In late October, Computerworld unearthed a lengthy interview with Steve Jobs originally recorded back in 1995, when Jobs was at NeXT Computer, and still two years away from his triumphant return to Apple. Filmed as part of an oral history project, the wide-ranging interview begins with Jobs’ childhood and his early school days, and it all sets the stage for Jobs to muse on the state of public education in America. He began:
I’d like the people teaching my kids to be good enough that they could get a job at the company I work for, making a hundred thousand dollars a year. Why should they work at a school for thirty-five to forty thousand dollars if they could get a job here at a hundred thousand dollars a year? Is that an intelligence test? The problem there of course is the unions. The unions are the worst thing that ever happened to education because it’s not a meritocracy. It turns into a bureaucracy, which is exactly what has happened. The teachers can’t teach and administrators run the place and nobody can be fired. It’s terrible.
Asked what changes he would make, Jobs continued:
I’ve been a very strong believer in that what we need to do in education is to go to the full voucher system. I know this isn’t what the interview was supposed to be about but it is what I care about a great deal.… The problem that we have in this country is that [parents] went away. [They] stopped paying attention to their schools, for the most part. What happened was that mothers started working and they didn’t have time to spend at PTA meetings and watching their kids’ school. Schools became much more institutionalized and parents spent less and less and less time involved in their kids’ education. What happens when a customer goes away and a monopoly gets control … is that the service level almost always goes down.
And so the answer. Vouchers, entrepreneurship and market competition:
I’ve suggested as an example, if you go to Stanford Business School, they have a public policy track; they could start a school administrator track. You could get a bunch of people coming out of college tying up with someone out of the business school, they could be starting their own school. You could have twenty-five year old students out of college, very idealistic, full of energy instead of starting a Silicon Valley company, they’d start a school. I believe that they would do far better than any of our public schools would. The third thing you’d see is I believe, is the quality of schools again, just in a competitive marketplace, start to rise. Some of the schools would go broke. A lot of the public schools would go broke. There’s no question about it. It would be rather painful for the first several years.… The biggest complaint of course is that schools would pick off all the good kids and all the bad kids would be left to wallow together in either a private school or remnants of a public school system. To me that’s like saying “Well, all the car manufacturers are going to make BMWs and Mercedes and nobody’s going to make a ten thousand dollar car.” I think the most hotly competitive market right now is the ten thousand dollar car area.

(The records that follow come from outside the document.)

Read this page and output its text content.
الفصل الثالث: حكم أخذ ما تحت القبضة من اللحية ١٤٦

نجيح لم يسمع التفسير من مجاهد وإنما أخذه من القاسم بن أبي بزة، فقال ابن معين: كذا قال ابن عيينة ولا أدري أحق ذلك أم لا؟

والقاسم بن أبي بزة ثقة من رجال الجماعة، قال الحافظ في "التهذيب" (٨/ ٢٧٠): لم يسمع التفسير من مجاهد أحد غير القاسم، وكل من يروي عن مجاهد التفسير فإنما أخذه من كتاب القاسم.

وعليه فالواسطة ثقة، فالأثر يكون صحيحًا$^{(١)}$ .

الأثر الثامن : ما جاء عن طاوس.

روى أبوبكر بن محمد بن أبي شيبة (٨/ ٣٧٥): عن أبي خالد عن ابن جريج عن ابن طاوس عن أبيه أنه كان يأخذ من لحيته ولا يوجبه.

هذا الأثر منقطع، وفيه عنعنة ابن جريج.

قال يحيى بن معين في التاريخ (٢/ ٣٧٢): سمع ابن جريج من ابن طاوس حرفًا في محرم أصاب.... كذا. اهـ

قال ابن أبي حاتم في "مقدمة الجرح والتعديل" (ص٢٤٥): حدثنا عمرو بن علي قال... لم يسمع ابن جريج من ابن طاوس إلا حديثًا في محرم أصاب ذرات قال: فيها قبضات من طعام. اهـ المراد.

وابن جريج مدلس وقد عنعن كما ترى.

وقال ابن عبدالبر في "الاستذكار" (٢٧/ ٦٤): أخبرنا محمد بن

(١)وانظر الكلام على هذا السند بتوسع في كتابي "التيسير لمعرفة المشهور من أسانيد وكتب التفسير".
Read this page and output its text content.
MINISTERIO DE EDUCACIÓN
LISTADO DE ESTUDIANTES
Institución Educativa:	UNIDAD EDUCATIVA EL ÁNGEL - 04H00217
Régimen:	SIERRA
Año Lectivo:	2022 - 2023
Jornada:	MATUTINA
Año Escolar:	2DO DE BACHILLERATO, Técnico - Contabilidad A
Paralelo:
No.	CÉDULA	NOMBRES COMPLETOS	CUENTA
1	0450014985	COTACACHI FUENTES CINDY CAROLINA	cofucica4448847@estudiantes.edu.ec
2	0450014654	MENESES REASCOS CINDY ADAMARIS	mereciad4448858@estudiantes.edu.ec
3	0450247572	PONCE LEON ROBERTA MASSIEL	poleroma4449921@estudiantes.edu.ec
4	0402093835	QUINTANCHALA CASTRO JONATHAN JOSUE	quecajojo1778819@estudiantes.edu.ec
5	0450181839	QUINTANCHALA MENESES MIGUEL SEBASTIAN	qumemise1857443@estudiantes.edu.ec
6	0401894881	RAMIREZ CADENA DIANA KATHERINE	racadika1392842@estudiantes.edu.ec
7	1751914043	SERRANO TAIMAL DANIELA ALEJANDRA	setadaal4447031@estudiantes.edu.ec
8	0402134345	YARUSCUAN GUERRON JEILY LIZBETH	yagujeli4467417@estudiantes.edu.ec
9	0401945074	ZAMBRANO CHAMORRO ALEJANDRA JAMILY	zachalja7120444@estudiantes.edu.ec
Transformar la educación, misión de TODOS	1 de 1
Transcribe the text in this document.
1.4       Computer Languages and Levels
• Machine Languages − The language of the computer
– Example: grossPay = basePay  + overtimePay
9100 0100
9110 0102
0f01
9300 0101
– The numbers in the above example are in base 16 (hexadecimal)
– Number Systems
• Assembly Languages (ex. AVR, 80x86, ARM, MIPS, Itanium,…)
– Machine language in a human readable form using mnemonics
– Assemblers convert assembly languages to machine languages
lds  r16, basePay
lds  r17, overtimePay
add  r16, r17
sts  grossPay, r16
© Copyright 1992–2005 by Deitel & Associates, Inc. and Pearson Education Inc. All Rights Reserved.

You’ve got all the Japanese playing in it. You’ve got General Motors who spent five million dollars subsidizing Saturn to compete in that market. You’ve got Ford which has just introduced two new cars in that market. You’ve got Chrysler with the Neon.…
The full transcript appears here. Or, if you want to watch the interview on video, you can jump to Computerworld, where, rather lamely, you will need to register before watching the actual talk. Bad job by Computerworld.